Danièle and Jacques Ruelland
height 30.5 x width 4.4 cm
Further images
Jacques Ruelland (French 1933-2008) graduated from the Ecole nationale sup of Beaux-Arts in Paris in the late 1940s. Danièle (Dani Dupin) Ruelland (French 1933-2010) studied sculpture at the Grange School of Sculpture. In 1951, he and his wife and creative partner Danièle (Dani Dupin) Ruelland visited Vallauris solidifying their love and desire for all things ceramics. With humble beginnings, they established themselves in Versailles. Later they moved to a workshop in rue de Buci in Paris. They practiced their new craft experimenting with terra cotta, later porcelain, while taking in influences that surround them like the theater, dance, music, drawing, and painting. Dani drew and sculpted; Jacques modeled and glazed. From the 1950s into the late 1970s these collaborative artists manifested their own art of the new into creative amorphic forms.
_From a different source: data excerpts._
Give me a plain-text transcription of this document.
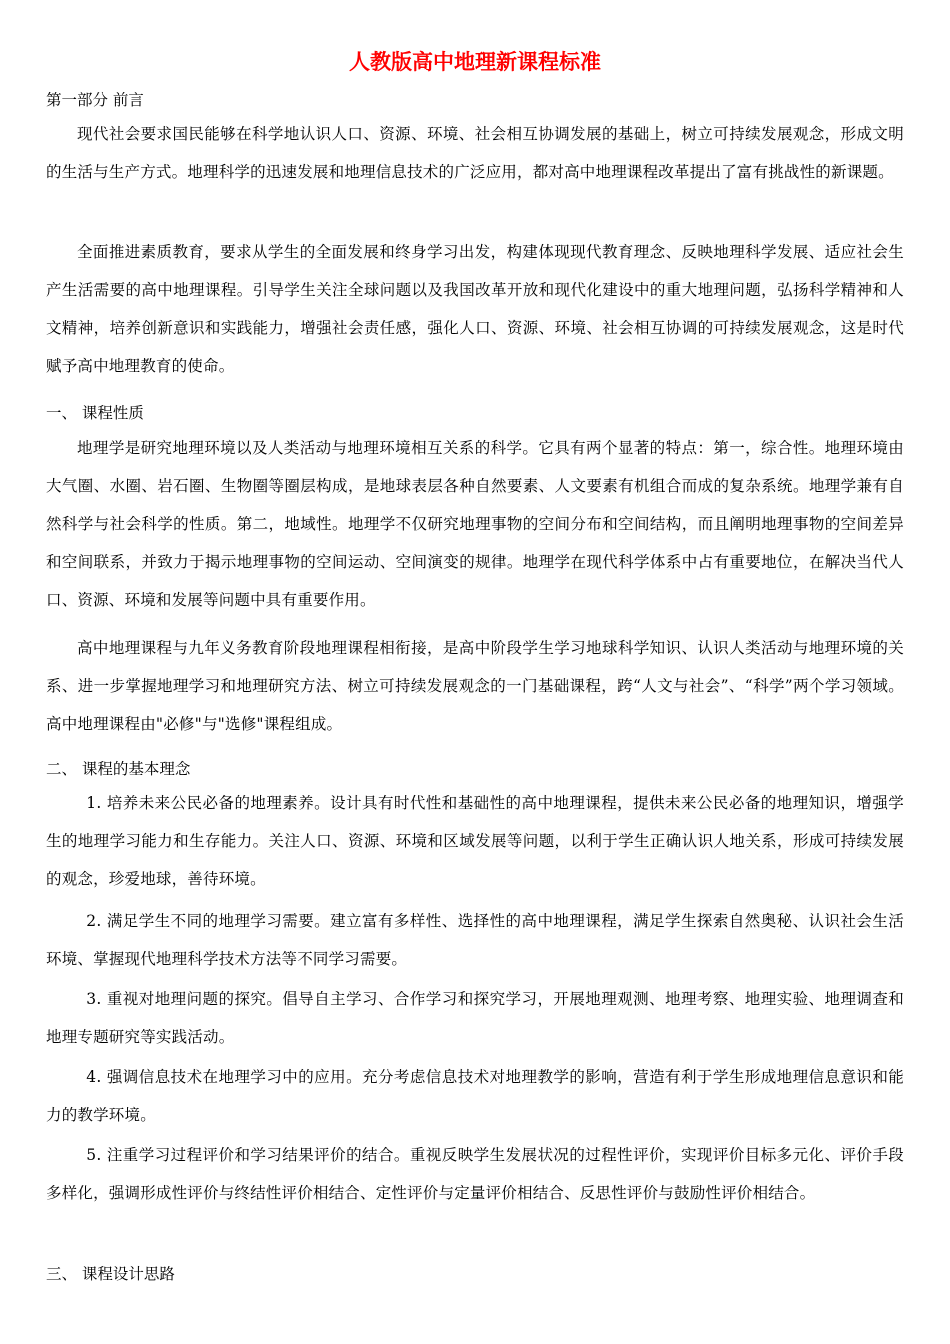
人教版高中地理新课程标准
第一部分 前言
现代社会要求国民能够在科学地认识人口、资源、环境、社会相互协调发展的基础上，树立可持续发展观念，形成文明的生活与生产方式。地理科学的迅速发展和地理信息技术的广泛应用，都对高中地理课程改革提出了富有挑战性的新课题。
全面推进素质教育，要求从学生的全面发展和终身学习出发，构建体现现代教育理念、反映地理科学发展、适应社会生产生活需要的高中地理课程。引导学生关注全球问题以及我国改革开放和现代化建设中的重大地理问题，弘扬科学精神和人文精神，培养创新意识和实践能力，增强社会责任感，强化人口、资源、环境、社会相互协调的可持续发展观念，这是时代赋予高中地理教育的使命。
一、 课程性质
地理学是研究地理环境以及人类活动与地理环境相互关系的科学。它具有两个显著的特点：第一，综合性。地理环境由大气圈、水圈、岩石圈、生物圈等圈层构成，是地球表层各种自然要素、人文要素有机组合而成的复杂系统。地理学兼有自然科学与社会科学的性质。第二，地域性。地理学不仅研究地理事物的空间分布和空间结构，而且阐明地理事物的空间差异和空间联系，并致力于揭示地理事物的空间运动、空间演变的规律。地理学在现代科学体系中占有重要地位，在解决当代人口、资源、环境和发展等问题中具有重要作用。
高中地理课程与九年义务教育阶段地理课程相衔接，是高中阶段学生学习地球科学知识、认识人类活动与地理环境的关系、进一步掌握地理学习和地理研究方法、树立可持续发展观念的一门基础课程，跨“人文与社会”、“科学”两个学习领域。高中地理课程由"必修"与"选修"课程组成。
二、 课程的基本理念
1. 培养未来公民必备的地理素养。设计具有时代性和基础性的高中地理课程，提供未来公民必备的地理知识，增强学生的地理学习能力和生存能力。关注人口、资源、环境和区域发展等问题，以利于学生正确认识人地关系，形成可持续发展的观念，珍爱地球，善待环境。
2. 满足学生不同的地理学习需要。建立富有多样性、选择性的高中地理课程，满足学生探索自然奥秘、认识社会生活环境、掌握现代地理科学技术方法等不同学习需要。
3. 重视对地理问题的探究。倡导自主学习、合作学习和探究学习，开展地理观测、地理考察、地理实验、地理调查和地理专题研究等实践活动。
4. 强调信息技术在地理学习中的应用。充分考虑信息技术对地理教学的影响，营造有利于学生形成地理信息意识和能力的教学环境。
5. 注重学习过程评价和学习结果评价的结合。重视反映学生发展状况的过程性评价，实现评价目标多元化、评价手段多样化，强调形成性评价与终结性评价相结合、定性评价与定量评价相结合、反思性评价与鼓励性评价相结合。
三、 课程设计思路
Responsible for a key moment in design and decorative art history, these containers, pitchers, bowls, goblets, lamps, and vases were imagined and manufactured into vivid colors and sleek designs to magnify themselves in any home or setting. Their practice moved in 1970 to two locations one in Les Angles where the couple and their family settled, and the other in Mont-Ventoux in the South of France.